Smith's lab at the University of Michigan Life Sciences Institute has been investigating a class of defender proteins called APOBEC3s (for apolipoprotein B mRNA editing enzyme, catalytic polypeptide-like, family 3), or A3s. Three of these proteins — A3F, A3G and A3H — are known to impede retroviruses by infiltrating the invader virions and then performing a massive mutation on the DNA copy of the HIV-1 genome.

Specifically, the team of researchers led by Smith at U-M and Theodora Hatziioannou at The Rockefeller University set out to visualize the 3-D structure of A3H.

"We know that APOBEC3H slows down HIV-1," says Jennifer Bohn, a graduate student in U-M's biochemistry program and the lead study author. "We wanted to solve the structure of the protein so we can understand precisely how its structure enables this function."

Challenging assumptions

Prior to this study, researchers widely assumed that A3H first formed symmetrical pairs — what scientists call "dimers" — and then the dimers attached to single-stranded RNA in the virus. The group's findings dispel those assumptions.
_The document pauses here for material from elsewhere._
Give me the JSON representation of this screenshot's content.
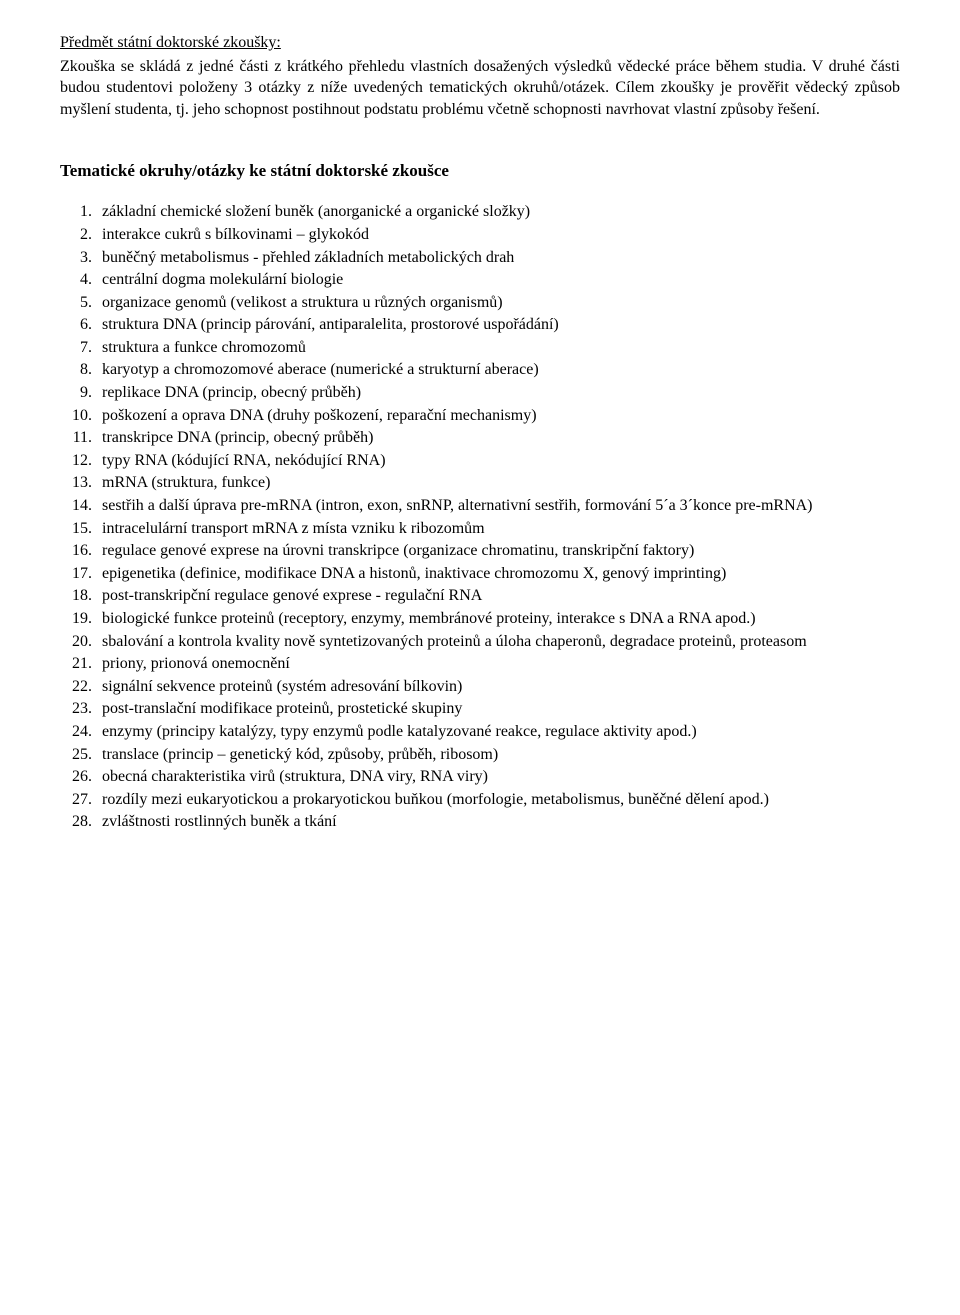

SEE ALSO: The Cells That Stand in the Way of Curing HIV

Smith and her colleagues revealed that the A3H molecules do not work in conjoined pairs, nor do they bind to single-stranded RNA. Instead, two A3H molecules individually attach to opposite sides of a short double-stranded RNA helix. The Rockefeller group discovered that A3H also selects double-stranded RNA in HIV-1 virus particles.

The structural analysis offers unexpected insight into how A3 proteins recognize the foreign HIV-1 RNA as an invader, Bohn says. The RNA that gets packaged into HIV-1 virus particles is highly structured, folding and organizing in ways that create the short double-stranded helices that the A3H protein seeks out.

Once it infiltrates the virus on HIV-1 RNA, the A3H protein is in the right place at the right time to protect against the virus.

"These findings give us some clues as to how this protein utilizes RNA binding to get into the virus and how it can immediately mutate the newly formed DNA," Bohn says. "Understanding that function is crucial for understanding its ability to inhibit the virus."

"Many researchers around the world are trying to determine just how these A3 proteins work," adds Smith, who is also a professor of biological chemistry in the U-M Medical School and the associate director of the Life Sciences Institute. "In this corner of HIV research, this is a very important advance."

The study was supported by grants from the National Institutes of Health and is part of the Center for HIV/AIDS-Related Structural Biology (CRNA) based at U-M, which recently received a $25 million grant renewal from the NIH. 

Other co-authors on the study are Keyur Thummar, Ashley York, Alice Raymond and Paul D. Bieniasz, of The Rockefeller University and the Howard Hughes Medical Institute, and W. Clay Brown, of the U-M Life Sciences Institute.